Jakarta, CNBC Indonesia – Bank Indonesia (BI) memproyeksikan pertumbuhan ekonomi global ke depan akan membaik sejalan dengan adanya pencabutan kebijakan zero Covid-19 di China. Kendati demikian, risiko resesi ekonomi di kawasan Eropa dan Amerika Serikat (AS) masih tetap tinggi.
Untuk itu, semua pihak tetap waspada pada situasi ekonomi yang masih tidak menentu saat ini.
“Mari kita terus menumbuhkan optimisme ekonomi kita akan tetap tahan dan bangkit, meskipun kita harus tetap waspada bahwa ekonomi global masih belum ramah, tensi politik global juga itu masih belum menentu,” terang Gubernur Perry Warjiyo dalam konferensi pers, Kamis (16/2/2023).
Perry mengajak seluruh pihak agar tetap konsisten melakukan yang terbaik bagi Indonesia, baik itu dari pihak Bank Indonesia, pemerintah, dan masyarakat yang turut andil dalam perbaikan ekonomi.
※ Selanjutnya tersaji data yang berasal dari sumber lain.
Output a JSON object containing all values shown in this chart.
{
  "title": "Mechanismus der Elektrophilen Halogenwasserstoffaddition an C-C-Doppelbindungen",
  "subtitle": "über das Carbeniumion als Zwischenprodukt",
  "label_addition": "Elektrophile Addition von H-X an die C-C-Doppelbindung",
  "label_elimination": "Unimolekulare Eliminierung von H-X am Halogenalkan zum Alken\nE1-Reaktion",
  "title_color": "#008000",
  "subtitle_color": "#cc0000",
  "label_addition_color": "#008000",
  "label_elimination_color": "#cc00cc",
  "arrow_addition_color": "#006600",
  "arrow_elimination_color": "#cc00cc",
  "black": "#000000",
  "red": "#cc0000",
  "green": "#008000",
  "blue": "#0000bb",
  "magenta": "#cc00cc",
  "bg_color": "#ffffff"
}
Lebih lanjut, ia mengatakan hal tersebut dapat dilakukan dengan tiga cara, yakni kreatif, inovatif, dan sinergitas yang kemudian disingkatnya menjadi KIS.
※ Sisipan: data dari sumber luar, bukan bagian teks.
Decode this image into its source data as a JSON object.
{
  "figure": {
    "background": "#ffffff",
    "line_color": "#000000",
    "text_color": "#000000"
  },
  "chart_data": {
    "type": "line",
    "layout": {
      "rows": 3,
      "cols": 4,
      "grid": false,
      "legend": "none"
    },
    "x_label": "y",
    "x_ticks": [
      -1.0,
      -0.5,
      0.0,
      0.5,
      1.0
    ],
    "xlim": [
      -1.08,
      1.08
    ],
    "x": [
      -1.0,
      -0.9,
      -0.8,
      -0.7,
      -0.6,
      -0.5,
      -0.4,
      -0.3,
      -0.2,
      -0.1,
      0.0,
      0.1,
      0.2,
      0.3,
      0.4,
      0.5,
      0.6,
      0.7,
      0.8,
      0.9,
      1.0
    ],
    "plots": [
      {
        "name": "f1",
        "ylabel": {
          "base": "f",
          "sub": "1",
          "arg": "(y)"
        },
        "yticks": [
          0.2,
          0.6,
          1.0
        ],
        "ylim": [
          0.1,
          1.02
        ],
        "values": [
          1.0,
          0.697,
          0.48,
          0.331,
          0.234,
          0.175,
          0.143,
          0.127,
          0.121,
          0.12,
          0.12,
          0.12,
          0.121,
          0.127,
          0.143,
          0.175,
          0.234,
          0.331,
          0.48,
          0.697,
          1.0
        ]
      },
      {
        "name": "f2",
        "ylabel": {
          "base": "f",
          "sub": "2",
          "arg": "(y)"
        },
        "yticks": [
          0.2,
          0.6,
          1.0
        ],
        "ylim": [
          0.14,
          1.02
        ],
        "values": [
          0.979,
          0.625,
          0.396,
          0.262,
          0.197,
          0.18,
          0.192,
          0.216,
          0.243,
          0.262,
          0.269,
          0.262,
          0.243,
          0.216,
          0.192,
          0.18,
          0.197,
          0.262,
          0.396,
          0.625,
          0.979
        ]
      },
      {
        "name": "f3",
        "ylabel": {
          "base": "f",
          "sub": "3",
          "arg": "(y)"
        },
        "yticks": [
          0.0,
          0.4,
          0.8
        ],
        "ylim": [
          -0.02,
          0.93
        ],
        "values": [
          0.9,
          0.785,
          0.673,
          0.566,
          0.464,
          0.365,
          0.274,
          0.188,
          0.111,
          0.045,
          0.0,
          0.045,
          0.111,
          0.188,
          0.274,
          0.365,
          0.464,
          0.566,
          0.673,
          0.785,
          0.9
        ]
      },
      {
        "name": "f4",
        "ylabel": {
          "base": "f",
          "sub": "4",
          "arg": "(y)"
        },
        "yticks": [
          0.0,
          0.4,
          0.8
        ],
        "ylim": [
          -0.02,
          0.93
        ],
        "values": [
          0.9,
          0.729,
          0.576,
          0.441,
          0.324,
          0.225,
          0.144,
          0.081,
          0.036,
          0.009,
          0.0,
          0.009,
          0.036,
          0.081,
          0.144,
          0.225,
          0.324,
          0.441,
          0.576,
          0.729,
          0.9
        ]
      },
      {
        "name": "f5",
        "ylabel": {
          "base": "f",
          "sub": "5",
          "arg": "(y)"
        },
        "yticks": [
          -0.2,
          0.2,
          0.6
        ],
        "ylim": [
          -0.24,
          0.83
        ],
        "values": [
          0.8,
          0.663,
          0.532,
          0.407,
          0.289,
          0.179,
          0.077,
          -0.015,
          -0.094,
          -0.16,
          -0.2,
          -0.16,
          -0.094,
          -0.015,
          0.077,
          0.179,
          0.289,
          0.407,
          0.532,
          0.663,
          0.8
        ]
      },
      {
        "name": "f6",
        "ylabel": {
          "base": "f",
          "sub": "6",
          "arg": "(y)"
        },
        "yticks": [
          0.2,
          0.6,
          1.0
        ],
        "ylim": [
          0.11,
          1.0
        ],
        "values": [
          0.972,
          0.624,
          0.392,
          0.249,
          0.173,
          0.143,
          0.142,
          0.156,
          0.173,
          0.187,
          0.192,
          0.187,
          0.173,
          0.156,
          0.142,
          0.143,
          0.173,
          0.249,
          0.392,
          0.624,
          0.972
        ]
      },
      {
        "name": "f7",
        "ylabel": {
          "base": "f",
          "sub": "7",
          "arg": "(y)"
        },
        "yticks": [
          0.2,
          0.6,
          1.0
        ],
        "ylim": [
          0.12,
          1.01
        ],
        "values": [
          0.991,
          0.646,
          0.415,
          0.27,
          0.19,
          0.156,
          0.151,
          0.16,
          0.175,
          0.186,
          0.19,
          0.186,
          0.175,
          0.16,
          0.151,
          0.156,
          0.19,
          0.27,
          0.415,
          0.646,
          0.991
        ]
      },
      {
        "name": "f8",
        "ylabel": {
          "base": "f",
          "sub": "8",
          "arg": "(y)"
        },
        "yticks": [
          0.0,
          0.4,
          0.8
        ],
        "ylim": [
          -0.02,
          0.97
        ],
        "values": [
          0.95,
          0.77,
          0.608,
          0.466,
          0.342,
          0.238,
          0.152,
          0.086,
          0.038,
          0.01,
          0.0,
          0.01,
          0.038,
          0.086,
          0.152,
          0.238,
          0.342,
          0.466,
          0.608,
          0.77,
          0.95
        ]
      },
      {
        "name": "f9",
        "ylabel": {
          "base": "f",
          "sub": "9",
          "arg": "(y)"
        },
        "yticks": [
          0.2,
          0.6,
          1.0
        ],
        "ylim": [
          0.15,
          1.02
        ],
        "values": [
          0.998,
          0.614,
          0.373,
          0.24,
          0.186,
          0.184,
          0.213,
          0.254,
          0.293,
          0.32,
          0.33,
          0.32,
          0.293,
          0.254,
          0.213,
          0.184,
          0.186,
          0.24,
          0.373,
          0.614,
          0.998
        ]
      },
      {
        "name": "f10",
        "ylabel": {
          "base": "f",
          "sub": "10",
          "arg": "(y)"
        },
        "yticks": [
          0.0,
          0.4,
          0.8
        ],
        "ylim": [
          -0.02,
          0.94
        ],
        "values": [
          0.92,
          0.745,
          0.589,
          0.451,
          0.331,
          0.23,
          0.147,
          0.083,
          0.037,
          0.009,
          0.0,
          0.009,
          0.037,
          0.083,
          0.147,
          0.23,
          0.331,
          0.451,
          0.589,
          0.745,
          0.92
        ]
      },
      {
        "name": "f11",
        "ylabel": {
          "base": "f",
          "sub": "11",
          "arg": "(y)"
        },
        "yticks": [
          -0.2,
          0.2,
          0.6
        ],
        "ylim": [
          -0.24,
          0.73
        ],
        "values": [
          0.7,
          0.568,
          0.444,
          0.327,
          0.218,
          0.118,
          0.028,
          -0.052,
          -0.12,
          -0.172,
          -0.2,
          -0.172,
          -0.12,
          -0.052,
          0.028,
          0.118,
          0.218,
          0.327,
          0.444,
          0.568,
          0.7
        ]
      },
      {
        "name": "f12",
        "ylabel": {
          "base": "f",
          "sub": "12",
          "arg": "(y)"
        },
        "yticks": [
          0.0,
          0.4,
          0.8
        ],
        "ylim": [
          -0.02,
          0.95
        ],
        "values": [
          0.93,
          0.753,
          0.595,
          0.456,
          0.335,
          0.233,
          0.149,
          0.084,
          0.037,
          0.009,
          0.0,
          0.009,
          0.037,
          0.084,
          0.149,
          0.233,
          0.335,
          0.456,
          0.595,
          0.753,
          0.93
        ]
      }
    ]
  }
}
“Kuncinya KIS, inovatif, kreatif, terobosan, tidak cukup book smart kata Pak Presiden. Dibutuhkan street smart yang disebut terobosan, sekali lagi Pak Presiden mengatakan tidak cukup book smart tetapi street smart dan itu maka perlu terobosan tapi kuncinya ketiga adalah sinergitas, sesulit apapun kalau kita bersama bergotong royong bersinergi hasilnya akan jauh lebih positif,” lanjutnya.
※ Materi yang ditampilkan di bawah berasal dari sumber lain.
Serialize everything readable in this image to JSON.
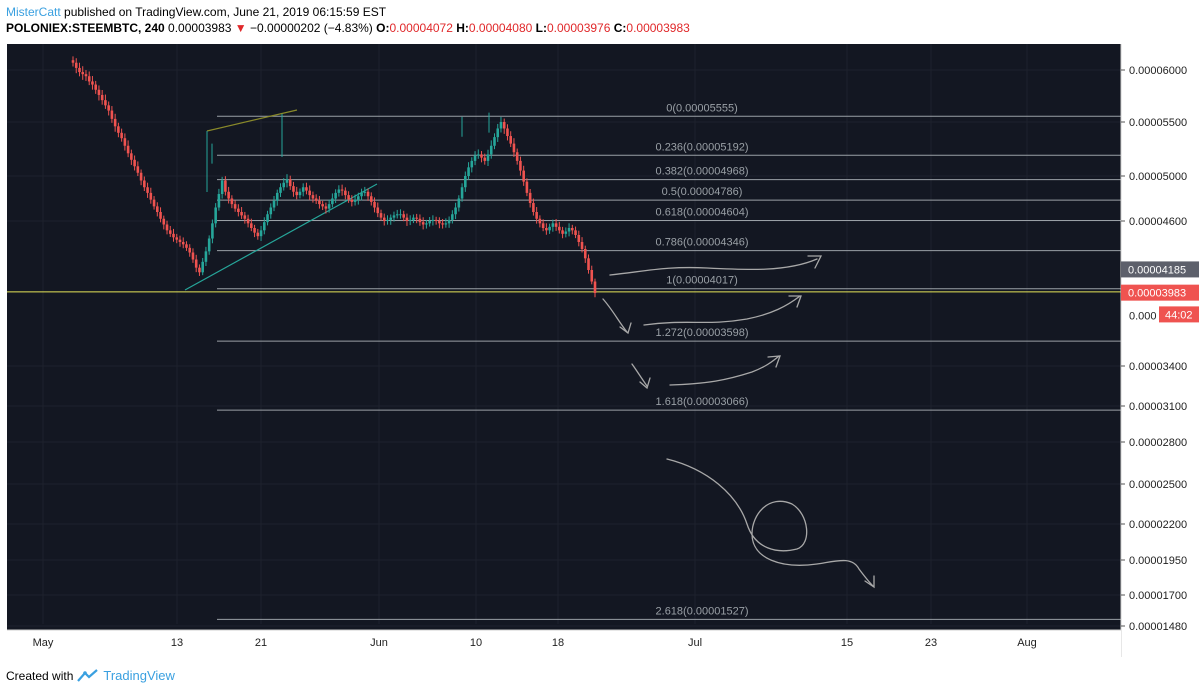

Sebelumnya dijelaskan Perry, dalam Rapat Dewan Gubernur, BI melihat perbaikan pertumbuhan ekonomi global ke depan akan lebih tinggi dari perkiraan sebelumnya yang mencapai 2,3%. Adapun inflasi global diperkirakan akan menurun, dipengaruhi oleh perlambatan ekonomi global dan perbaikan mata rantai pasokan global, meskipun masih tinggi seiring dengan masih tingginya harga energi dan pangan, serta pasar tenaga kerja AS dan Eropa yang masih ketat.
“Inflasi yang melandai mendorong negara maju suku bunganya diperkirakan masih tinggi,” jelas Perry.
Selain perbaikan dari sisi global, Perry juga melihat potensi pertumbuhan ekonomi Indonesia lebih tinggi dari proyeksi sebelumnya. Hal ini menurut Perry didorong oleh kenaikan ekspor serta semakin membaiknya permintaan domestik khususnya konsumsi swasta. Untuk tahun 2023, Bank Indonesia memperkirakan pertumbuhan ekonomi akan cenderung bias ke atas dalam kisaran 4,5-5,3%. Kinerja ekspor berpotensi akan lebih tinggi dari prakiraan semula didorong oleh pengaruh positif perbaikan ekonomi Tiongkok.
“Konsumsi rumah tangga diperkirakan tumbuh tinggi dipengaruhi keyakinan pelaku ekonomi yang meningkat dan kenaikan mobilitas masyarakat pasca pencabutan kebijakan Pemberlakuan Pembatasan Kegiatan Masyarakat (PPKM),” jelas Perry.
“Investasi membaik didorong perbaikan prospek bisnis, peningkatan aliran masuk Penanaman Modal Asing (PMA), serta penyelesaian Proyek Strategis Nasional (PSN) yang berlanjut,” kata Perry melanjutkan.
Selain itu, perbaikan di dalam negeri juga ditopang oleh konsumsi rumah tangga yang diperkirakan tumbuh tinggi dipengaruhi keyakinan pelaku ekonomi yang meningkat dan kenaikan mobilitas masyarakat pasca pencabutan kebijakan Pemberlakuan Pembatasan Kegiatan Masyarakat (PPKM). Investasi membaik didorong perbaikan prospek bisnis, peningkatan aliran masuk Penanaman Modal Asing (PMA), serta penyelesaian Proyek Strategis Nasional (PSN) yang berlanjut.